The upward trend in mortgage rates continues to put pressure on home buyers as daily 30-year mortgage rates hit a significant milestone of 8% on Wednesday afternoon. This increase of 0.08 percentage points from the previous day’s rate was driven by rising yields on 10-year Treasury debt, which in turn affects mortgage rates. On Wednesday, the yield on the 10-year surpassed 4.9%.
Challenging Environment for Home Buyers
Prospective home buyers are facing a challenging environment characterized by low housing inventory, stable prices, and higher financing costs. With the recent surge in mortgage rates, the real estate market is anticipated to experience a decline in September home sales.
Freddie Mac Data Confirms the Trend
Freddie Mac, the leading mortgage provider, is scheduled to release its weekly mortgage rate data on Thursday.

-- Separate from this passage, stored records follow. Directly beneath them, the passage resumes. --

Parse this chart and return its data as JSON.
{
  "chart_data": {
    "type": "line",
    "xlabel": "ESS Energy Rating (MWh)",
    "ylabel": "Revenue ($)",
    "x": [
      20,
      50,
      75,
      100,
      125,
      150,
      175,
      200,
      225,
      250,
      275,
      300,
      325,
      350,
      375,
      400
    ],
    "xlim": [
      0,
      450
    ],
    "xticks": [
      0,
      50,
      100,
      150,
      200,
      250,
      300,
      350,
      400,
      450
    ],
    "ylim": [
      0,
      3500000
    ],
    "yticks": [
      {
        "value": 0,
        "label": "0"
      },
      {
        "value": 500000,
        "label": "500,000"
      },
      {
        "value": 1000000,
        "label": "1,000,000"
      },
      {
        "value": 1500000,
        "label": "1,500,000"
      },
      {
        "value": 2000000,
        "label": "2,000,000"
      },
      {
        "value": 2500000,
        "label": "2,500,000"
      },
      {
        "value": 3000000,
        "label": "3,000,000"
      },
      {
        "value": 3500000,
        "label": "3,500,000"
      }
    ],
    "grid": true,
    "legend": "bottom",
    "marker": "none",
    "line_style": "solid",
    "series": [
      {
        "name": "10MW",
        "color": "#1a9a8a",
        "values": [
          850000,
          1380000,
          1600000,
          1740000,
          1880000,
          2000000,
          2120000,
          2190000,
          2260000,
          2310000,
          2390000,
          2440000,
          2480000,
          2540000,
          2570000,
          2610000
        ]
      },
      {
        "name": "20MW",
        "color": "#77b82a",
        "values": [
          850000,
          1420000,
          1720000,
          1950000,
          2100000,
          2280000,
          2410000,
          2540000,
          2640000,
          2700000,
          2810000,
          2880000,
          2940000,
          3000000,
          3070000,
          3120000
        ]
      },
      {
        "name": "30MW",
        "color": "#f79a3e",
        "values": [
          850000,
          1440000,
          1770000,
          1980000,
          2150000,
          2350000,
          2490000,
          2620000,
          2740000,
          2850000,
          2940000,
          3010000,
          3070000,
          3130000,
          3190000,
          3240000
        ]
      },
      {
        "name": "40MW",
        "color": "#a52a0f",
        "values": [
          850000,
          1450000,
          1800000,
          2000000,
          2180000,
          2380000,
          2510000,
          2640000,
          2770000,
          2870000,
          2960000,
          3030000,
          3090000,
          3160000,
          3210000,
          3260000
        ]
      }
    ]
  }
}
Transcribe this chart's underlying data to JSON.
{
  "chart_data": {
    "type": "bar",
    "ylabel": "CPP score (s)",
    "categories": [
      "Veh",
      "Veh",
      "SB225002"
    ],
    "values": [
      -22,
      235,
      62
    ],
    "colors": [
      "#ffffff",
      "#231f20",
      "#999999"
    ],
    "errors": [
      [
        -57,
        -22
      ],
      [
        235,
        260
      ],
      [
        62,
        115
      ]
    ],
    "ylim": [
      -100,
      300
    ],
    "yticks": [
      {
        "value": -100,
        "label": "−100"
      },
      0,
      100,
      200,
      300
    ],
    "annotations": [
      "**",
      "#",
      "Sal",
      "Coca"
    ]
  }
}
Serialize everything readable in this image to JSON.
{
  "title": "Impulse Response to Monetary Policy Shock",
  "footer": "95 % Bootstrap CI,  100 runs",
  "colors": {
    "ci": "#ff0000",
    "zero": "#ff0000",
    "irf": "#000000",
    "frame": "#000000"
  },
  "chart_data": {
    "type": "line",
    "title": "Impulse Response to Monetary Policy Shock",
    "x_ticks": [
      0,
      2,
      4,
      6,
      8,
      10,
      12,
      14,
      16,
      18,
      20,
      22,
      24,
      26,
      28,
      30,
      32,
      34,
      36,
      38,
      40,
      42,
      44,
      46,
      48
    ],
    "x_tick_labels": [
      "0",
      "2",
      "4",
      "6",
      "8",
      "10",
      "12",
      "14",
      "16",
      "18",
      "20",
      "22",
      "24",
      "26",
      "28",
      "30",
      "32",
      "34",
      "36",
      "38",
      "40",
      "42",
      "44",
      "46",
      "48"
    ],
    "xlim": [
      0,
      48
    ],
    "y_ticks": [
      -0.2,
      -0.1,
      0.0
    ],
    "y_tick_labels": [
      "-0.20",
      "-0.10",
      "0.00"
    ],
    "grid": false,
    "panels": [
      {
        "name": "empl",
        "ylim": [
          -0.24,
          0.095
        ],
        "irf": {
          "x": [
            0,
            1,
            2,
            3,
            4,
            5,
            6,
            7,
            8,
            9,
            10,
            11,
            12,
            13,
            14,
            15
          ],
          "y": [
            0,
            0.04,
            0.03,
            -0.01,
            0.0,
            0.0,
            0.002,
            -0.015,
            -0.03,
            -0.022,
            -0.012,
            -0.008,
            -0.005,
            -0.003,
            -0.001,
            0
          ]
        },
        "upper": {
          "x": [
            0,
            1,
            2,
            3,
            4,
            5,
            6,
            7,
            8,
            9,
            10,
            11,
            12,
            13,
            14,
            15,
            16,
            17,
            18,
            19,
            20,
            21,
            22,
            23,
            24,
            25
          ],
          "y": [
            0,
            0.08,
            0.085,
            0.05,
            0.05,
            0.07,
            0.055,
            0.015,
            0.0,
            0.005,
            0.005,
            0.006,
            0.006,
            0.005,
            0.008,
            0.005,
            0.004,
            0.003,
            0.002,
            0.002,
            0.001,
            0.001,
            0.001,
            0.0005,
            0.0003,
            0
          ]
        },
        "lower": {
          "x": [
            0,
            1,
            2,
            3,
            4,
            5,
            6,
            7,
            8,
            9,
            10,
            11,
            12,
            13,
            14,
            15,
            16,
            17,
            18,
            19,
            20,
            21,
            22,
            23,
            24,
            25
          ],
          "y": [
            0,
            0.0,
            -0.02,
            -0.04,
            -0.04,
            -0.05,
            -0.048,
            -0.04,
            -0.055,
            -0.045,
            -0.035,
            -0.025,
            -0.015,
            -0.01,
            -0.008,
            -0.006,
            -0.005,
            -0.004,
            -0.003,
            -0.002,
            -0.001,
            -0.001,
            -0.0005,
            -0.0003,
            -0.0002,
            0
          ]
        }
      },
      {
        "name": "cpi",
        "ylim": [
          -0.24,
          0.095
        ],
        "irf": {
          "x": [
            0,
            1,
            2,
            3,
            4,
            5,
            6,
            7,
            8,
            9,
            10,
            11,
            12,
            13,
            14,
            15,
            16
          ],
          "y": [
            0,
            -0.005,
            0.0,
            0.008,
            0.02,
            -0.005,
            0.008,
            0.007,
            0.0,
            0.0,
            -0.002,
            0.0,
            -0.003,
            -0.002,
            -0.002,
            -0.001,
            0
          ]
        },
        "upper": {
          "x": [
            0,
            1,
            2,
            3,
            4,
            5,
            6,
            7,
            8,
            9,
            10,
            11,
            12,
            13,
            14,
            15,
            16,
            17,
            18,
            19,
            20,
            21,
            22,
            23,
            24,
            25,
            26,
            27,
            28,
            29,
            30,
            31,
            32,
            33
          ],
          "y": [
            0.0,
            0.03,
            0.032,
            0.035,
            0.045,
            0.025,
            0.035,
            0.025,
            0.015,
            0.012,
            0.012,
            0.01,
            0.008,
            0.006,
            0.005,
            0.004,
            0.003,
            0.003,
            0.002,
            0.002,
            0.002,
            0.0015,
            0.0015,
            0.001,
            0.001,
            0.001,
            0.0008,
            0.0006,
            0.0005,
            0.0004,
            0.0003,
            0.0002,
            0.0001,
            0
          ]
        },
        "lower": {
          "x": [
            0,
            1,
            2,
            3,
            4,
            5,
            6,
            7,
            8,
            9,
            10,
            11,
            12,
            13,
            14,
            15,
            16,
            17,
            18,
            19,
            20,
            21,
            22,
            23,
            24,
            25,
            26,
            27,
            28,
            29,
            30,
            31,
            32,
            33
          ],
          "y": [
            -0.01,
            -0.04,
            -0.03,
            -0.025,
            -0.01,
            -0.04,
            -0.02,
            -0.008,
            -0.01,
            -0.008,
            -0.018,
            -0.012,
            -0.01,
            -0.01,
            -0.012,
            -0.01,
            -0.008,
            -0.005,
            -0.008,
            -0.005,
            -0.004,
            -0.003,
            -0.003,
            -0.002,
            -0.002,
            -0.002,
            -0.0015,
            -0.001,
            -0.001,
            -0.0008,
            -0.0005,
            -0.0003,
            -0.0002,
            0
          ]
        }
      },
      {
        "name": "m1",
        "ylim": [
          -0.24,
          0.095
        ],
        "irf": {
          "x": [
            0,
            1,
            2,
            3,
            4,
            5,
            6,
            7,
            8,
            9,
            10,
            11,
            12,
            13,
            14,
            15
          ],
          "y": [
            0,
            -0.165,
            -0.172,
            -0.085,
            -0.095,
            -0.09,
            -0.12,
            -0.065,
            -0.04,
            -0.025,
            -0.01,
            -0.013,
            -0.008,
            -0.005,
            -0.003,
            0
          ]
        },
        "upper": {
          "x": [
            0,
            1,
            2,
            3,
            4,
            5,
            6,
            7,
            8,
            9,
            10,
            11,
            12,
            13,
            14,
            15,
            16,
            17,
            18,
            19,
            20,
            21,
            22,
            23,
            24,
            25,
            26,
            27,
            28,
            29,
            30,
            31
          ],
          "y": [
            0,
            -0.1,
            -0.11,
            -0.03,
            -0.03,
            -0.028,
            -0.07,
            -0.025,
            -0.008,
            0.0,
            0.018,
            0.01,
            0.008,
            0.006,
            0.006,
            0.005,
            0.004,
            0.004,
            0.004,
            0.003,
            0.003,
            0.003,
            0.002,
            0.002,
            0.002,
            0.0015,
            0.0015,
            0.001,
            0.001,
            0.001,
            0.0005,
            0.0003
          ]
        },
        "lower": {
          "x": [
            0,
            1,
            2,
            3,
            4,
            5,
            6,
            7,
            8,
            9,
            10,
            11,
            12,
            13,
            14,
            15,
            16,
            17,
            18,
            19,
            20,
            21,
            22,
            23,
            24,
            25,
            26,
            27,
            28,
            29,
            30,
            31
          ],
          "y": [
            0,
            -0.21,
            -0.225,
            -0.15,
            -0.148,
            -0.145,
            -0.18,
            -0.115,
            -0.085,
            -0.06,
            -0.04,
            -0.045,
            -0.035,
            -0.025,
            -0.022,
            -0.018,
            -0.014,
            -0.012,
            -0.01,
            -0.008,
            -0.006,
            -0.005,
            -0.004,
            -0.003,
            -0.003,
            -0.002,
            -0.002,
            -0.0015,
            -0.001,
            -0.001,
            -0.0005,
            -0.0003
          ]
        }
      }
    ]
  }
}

According to Freddie Mac, the last time this closely-monitored indicator reached 8% was in 2000.
Continuous Increase in Rates
Additional data from the Mortgage Bankers Association further supports the notion of rising mortgage rates. Last week, the average 30-year fixed rate on loans with conforming balances climbed to 7.70%, up from the previous week’s 7.67%. It is important to note that daily rates, such as those reported by Mortgage News Daily, are often higher than their weekly counterparts.
As the demand for housing persists and mortgage rates surge, home buyers must navigate these challenging conditions as they strive to secure their dream homes.
Mortgage Applications Decline Amid Higher Rates
The Mortgage Bankers Association (MBA) reported a 6% drop in loan applications for new home purchases in the week that ended on October 12th. This decrease was observed on a seasonally adjusted basis, according to the association’s Market Composite Index. The overall index for both purchasing and refinancing applications also fell 6.9%, marking the lowest reading since 1995.
MBA’s deputy chief economist, Joel Kan, stated that the decline in home buying activity is a result of reduced purchasing power caused by higher interest rates and the persisting lack of available housing inventory. These factors have deterred potential homeowners from entering the market.
Despite the decrease in loan applications, there was a notable recovery in housing starts during September. The Census Bureau data revealed a 7% increase in new-home construction, reaching a seasonally adjusted annual rate of 1.358 million. This growth can be attributed to the rise in multifamily projects.
However, despite the positive housing-start figures, the SPDR S&P Homebuilders exchange-traded fund (ticker: XHB) experienced a decline of 2.6% on Wednesday. Similarly, the iShares U.S. Home Construction ETF (ITB) also decreased by 2.1%.
Overall, the combination of higher interest rates, limited housing inventory, and fluctuating market conditions continues to impact the real estate sector.